@randyhyde, I hadn't seen this post when a few months ago I posted my own thoughts on an improved 65xx on
viewtopic.php?f=1&t=7223. I read through your 65000 design and found quite a lot of great ideas that I've never seen in all my years coding obscure CPUs. It succeeds at being very 6502-esque.
My thoughts were more along the lines of "What might Apple have done if they had control over the 65xx chip design in 1978?" with the constraints that changes had to be incremental, possible with the technology of the day, and as much as possible, backward compatible.
My 652402
https://github.com/lunarmobiscuit/verilog-65C2402-fsm demonstrates one possible simple step-up in capability, changing only the address bus to 24-bits without touching A,X,Y, or S. Imagine how much simpler the ][e or C128 would have been to code with a flat, 128K of memory space?
My 652424
https://github.com/lunarmobiscuit/verilog-65C2424-fsm then demonstrates another way to grow the register widths, without throwing out the existing opcodes, without any new modes, without even using that unused bit in the status register.

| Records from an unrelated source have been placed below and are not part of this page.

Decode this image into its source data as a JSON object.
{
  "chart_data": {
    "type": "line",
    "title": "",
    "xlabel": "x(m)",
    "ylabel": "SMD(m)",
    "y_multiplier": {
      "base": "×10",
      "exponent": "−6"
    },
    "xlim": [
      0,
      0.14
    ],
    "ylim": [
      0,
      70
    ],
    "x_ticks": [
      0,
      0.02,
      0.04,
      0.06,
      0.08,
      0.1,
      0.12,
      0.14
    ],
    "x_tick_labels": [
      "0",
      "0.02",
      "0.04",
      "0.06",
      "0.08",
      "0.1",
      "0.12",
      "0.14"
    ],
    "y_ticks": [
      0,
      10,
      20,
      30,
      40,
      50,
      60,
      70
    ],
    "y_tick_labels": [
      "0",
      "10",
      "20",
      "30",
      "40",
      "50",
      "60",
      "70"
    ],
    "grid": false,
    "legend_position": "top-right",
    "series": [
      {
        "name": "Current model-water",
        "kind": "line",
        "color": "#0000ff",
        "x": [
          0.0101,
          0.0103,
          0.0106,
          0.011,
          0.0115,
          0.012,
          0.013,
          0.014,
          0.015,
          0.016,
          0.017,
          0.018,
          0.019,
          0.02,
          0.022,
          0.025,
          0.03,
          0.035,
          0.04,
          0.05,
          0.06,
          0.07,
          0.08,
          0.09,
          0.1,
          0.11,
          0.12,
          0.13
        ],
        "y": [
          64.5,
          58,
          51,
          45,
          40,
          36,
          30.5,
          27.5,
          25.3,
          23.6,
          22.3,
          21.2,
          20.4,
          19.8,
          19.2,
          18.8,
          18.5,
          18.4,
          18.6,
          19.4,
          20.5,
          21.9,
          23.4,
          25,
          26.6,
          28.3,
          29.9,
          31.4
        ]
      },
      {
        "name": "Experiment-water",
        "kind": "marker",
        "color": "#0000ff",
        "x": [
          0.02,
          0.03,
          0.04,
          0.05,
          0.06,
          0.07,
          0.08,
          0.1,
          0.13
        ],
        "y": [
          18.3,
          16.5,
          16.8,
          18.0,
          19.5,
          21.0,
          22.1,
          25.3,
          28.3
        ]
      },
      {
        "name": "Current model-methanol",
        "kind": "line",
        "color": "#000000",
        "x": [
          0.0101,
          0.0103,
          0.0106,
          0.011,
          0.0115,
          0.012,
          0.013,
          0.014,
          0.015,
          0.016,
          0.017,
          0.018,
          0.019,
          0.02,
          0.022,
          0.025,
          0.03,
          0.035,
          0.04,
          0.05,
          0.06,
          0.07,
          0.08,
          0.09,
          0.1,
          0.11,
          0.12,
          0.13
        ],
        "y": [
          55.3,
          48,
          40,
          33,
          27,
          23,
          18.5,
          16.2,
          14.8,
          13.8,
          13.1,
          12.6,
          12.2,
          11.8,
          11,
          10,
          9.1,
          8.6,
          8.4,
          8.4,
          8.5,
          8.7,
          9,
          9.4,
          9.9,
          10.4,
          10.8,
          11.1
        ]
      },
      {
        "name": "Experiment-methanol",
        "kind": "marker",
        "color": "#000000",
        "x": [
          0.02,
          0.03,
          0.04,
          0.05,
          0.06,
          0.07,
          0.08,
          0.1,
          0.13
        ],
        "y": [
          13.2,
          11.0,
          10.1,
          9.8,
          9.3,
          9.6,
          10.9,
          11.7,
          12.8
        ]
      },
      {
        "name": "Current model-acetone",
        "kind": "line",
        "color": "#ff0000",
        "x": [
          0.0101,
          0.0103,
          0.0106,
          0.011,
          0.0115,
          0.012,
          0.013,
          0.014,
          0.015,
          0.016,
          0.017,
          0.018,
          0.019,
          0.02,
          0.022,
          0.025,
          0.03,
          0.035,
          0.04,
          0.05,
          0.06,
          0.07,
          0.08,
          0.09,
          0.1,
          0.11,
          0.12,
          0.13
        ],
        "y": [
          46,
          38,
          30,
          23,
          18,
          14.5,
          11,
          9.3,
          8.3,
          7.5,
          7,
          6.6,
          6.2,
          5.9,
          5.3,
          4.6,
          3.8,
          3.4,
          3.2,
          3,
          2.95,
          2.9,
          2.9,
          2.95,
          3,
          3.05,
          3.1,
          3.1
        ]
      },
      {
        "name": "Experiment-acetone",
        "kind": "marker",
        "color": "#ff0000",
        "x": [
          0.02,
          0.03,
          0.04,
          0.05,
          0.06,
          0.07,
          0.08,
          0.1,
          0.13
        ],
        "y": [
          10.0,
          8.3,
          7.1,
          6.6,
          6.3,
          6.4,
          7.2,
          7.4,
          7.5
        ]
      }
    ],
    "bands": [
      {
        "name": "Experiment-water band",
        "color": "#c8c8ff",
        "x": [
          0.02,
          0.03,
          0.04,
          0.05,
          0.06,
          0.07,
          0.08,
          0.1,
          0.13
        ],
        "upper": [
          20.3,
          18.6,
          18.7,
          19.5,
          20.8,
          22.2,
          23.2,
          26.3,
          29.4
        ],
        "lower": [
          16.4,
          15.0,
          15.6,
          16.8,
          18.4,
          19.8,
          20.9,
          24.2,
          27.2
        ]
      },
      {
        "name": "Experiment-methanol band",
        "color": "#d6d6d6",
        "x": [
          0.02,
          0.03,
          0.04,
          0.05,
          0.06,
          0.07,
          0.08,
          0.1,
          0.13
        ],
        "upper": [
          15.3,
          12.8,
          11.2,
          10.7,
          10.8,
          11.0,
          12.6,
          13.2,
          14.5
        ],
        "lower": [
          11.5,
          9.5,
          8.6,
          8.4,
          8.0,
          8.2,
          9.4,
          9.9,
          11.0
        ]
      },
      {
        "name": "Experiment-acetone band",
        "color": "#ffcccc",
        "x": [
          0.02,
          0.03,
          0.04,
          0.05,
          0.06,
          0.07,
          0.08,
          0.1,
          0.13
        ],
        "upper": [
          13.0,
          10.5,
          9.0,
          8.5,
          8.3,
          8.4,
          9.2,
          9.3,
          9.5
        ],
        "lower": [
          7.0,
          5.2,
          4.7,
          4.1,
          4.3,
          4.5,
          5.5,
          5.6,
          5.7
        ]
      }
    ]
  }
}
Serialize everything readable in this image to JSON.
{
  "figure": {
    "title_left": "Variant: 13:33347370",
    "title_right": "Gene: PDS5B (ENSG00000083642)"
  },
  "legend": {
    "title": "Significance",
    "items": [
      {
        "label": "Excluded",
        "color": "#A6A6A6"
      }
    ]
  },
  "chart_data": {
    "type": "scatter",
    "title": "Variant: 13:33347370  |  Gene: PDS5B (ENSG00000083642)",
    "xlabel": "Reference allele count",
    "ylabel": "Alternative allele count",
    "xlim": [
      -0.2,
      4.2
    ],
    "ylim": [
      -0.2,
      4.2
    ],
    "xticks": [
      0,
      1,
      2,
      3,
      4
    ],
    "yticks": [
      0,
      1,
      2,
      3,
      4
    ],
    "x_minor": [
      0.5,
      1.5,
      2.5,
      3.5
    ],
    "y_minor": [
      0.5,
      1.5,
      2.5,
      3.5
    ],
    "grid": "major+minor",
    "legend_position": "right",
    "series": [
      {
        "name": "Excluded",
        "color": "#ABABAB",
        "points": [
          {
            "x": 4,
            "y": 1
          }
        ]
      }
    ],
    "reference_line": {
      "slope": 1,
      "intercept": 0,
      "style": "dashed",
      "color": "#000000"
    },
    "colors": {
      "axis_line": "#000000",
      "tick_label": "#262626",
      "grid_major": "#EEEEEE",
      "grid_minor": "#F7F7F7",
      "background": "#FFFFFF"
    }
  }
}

That same design could then grow to be the 653232 or even 654848, although at some point it gets silly to keep an 8-bit bus, and once you grow that, you might as well switch to 16/24/or 32-bit opcodes and transcode for backward compatibility.
Finally, on your website your design doesn't optimize for threads, but I looked at that too. The 6524T8
https://github.com/lunarmobiscuit/verilog-65C24T8-fsm demonstrates a 65C02 with 8 sets of registers, including 8 PCs, with just a few new opcodes to make multi-threading instant and easy. This, of course, gets less and less practical as the registers get larger. However, combined with your zero-page-is-special concept, if the thread id is exported on pins, then each thread could have its own unique zero page and thus its own set of 256 registers.
Anyhow... I thought you might find some of my ideas useful in your work.